The idea that genes are related to oral health is still new, and more research is needed before any conclusions are officially drawn. A commonly cited finding says that that genetics may increase your chances of having cavities by up to 64%! A handful of studies have linked cavities and genes. Here’s a quick summary, with links if you’re interested in diving into the research:
Some people might have a genetic disposition for a sweet tooth, which makes them more likely to consume sugary foods and drinks that increase the risk of cavities. One study published in BMC Oral Health found that there are two sweet receptor genes that predict an enthusiasm for drinking sweet drinks, and affect the perception of sweet or bitter tastes. These genetic differences might in part explain why some people can easily pass up dessert, while for others it’s the highlight of a meal!
One study published in the Journal of Dental Research found that particular variations of genes found in saliva can also affect how likely you are to get cavities. Using the DNA data from about 300 anonymous dental records, they found that people most likely to have cavities were also more likely to have a specific variant of the DEFB1 gene. This gene plays an important part in the first-line immune response against invading germs. Researchers concluded that it’s possible that these variations lead to differences in the gene’s ability to inhibit bacterial colonization in the mouth.

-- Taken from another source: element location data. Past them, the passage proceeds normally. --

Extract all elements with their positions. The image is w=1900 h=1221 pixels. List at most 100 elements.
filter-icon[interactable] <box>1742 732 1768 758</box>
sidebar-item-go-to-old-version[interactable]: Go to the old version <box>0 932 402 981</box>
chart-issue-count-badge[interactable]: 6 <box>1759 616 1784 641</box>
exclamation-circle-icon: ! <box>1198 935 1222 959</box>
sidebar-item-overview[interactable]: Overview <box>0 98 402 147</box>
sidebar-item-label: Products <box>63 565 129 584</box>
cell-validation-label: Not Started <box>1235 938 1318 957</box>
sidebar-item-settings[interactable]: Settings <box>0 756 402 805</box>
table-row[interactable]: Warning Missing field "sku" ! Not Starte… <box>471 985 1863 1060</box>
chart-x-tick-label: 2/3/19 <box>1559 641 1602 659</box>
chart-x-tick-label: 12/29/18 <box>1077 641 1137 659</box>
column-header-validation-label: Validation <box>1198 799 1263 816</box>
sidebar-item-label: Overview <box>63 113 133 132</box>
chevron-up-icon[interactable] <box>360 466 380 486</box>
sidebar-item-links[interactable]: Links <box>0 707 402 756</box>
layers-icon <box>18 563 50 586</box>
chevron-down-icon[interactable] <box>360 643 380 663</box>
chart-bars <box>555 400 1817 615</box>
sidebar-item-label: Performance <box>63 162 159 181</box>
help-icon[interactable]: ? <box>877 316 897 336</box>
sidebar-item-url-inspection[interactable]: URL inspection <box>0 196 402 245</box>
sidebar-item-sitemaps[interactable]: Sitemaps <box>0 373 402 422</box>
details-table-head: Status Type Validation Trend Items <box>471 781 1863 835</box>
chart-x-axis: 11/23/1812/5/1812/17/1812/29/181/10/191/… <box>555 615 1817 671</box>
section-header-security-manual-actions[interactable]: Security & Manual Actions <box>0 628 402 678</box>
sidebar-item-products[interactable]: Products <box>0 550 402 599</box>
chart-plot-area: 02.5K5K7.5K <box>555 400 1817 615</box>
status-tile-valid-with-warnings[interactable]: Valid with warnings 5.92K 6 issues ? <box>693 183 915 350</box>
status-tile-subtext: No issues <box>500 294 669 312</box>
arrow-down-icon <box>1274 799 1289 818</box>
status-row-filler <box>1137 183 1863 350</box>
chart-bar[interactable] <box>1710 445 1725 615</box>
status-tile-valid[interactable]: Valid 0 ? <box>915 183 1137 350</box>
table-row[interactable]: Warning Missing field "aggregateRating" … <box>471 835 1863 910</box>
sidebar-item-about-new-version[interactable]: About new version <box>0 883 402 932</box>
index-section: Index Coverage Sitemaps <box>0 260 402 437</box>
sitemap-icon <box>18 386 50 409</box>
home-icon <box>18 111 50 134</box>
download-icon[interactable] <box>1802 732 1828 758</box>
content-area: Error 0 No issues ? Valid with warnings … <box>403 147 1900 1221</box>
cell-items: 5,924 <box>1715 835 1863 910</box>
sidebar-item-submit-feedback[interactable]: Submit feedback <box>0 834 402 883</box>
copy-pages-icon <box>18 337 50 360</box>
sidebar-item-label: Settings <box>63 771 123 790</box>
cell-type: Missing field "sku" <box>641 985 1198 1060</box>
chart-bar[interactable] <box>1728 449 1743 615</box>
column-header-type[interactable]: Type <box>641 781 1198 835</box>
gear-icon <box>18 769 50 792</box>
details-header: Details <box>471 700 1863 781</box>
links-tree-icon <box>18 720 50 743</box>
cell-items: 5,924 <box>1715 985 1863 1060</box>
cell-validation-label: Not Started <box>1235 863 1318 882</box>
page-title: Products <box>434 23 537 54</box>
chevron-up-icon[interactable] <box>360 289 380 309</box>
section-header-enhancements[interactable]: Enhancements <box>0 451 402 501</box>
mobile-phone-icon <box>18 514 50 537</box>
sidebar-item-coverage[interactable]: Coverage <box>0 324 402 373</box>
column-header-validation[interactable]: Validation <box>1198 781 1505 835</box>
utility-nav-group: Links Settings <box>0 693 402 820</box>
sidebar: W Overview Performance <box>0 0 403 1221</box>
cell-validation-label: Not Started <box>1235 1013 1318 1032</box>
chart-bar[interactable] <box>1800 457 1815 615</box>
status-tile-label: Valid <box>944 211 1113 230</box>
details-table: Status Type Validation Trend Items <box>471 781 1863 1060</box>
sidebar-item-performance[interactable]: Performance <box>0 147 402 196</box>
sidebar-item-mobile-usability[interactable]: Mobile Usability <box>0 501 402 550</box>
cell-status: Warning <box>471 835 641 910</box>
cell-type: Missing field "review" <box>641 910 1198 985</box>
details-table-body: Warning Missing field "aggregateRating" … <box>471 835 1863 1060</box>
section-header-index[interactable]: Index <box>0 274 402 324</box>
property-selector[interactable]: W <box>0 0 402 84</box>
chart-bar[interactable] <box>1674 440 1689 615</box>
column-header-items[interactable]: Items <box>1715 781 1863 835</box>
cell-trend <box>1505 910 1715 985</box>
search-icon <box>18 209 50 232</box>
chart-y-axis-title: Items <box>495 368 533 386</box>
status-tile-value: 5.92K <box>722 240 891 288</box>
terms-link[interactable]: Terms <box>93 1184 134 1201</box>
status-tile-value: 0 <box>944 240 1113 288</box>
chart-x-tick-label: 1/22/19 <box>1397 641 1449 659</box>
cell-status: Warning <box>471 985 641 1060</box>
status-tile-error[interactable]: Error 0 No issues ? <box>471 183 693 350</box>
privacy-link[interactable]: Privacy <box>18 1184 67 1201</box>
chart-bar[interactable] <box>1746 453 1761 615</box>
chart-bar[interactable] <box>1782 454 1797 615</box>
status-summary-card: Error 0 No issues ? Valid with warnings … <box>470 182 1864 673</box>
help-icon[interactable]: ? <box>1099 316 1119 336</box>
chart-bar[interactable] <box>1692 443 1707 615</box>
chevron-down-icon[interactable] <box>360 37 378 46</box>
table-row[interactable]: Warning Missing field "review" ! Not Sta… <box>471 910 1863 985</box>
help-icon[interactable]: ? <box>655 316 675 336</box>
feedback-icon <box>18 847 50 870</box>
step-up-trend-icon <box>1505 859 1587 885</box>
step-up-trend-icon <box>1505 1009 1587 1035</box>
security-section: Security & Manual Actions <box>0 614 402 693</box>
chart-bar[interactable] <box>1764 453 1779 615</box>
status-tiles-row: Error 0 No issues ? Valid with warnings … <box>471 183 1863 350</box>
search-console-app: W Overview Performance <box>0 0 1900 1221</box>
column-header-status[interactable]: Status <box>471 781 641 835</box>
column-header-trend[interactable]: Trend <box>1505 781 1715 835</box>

There have been twin studies, that show a correlation between genetics and cavities. In one study, researchers found high levels of cavity-causing bacteria in identical twin pairs, but no similar level in fraternal twins. This is significant because identical twins share all their genes, but fraternal twins only share only about half. If a particular trait is highly correlated between identical twins and less correlated between fraternal twins, then genes might play a role in the trait.
Of course, your oral hygiene at home, your dietary choices, and your commitment to professional oral health care all affect the chances of cavities so please don’t give up! It’s extra important to take care of your teeth if you think you do have a genetic predisposition for cavities. We wanted to let you know that even if you take perfect care of your teeth, there are forces out there beyond your control. That’s why we’re here for you, pain-free and judgment-free, if you do have a cavity.